Jesus drives this point home by telling a parable about trees, leaves, and fruit. When the leaves begin to sprout, it is evidence of something coming to fruition. So too when the disciples faced the persecution, bore testimony to Jesus, and eventually saw the armies surrounding Jerusalem they would know that the time was near, the kingdom was at hand, the Son of Man was at work in defeating His enemies. All of these things would happen before that present generation passed away (Lk. 21:32). The real scandal in all of this was that the Son of Man would come to destroy not Nineveh, Babylon, Athens, or Rome, but that He would come on this occasion to destroy Jerusalem, the home of the Temple, the height of the Jewish culture and religion.

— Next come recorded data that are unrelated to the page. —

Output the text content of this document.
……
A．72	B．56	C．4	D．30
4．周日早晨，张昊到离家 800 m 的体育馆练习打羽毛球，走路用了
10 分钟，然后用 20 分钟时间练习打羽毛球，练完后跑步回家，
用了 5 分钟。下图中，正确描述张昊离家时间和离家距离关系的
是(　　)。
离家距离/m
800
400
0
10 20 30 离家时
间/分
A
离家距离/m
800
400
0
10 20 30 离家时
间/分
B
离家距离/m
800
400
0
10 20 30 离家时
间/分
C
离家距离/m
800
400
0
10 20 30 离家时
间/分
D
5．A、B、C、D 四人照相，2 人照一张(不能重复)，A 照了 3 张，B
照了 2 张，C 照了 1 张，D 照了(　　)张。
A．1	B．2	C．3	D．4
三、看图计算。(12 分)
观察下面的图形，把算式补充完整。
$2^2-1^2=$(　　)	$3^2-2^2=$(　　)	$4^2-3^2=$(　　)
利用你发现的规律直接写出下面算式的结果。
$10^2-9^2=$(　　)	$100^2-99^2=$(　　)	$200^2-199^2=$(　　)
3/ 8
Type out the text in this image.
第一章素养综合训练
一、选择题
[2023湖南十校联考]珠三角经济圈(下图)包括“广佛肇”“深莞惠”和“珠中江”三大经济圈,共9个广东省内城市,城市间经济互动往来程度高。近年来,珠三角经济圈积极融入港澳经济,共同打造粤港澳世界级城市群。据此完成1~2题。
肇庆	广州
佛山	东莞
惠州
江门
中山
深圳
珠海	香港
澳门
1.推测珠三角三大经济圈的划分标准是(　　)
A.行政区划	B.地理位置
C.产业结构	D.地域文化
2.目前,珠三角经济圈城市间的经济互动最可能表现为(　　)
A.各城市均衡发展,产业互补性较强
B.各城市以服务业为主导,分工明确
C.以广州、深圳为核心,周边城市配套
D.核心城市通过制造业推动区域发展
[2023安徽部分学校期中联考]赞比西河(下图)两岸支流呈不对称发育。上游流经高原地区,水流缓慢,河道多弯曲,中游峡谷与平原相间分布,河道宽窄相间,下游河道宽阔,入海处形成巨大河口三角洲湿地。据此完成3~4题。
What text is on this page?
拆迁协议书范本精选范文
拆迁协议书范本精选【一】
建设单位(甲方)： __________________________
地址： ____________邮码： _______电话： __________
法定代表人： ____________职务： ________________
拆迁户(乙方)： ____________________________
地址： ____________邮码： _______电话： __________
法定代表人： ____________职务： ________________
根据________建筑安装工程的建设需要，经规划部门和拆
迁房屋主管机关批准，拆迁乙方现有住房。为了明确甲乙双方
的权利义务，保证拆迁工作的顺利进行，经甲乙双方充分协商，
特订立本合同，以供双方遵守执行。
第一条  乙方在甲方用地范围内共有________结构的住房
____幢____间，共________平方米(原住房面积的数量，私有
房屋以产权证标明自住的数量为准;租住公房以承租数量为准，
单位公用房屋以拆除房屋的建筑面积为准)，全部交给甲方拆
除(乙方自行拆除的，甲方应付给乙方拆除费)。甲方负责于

So this text is not about the final end of the world, at least not primarily or directly. It is about the destruction of Jerusalem, cast in apocalyptic language, as with many previous judgments and this would happen during the lifetime of Jesus’ disciples. Derivatively, however, it foreshadows, as all judgment scenes do, the final judgment for which we must all be ready. Let us “stay awake at all times, praying that [we] may have the strength to escape [the judgment] and to stand before the Son of Man” (Lk. 21:36).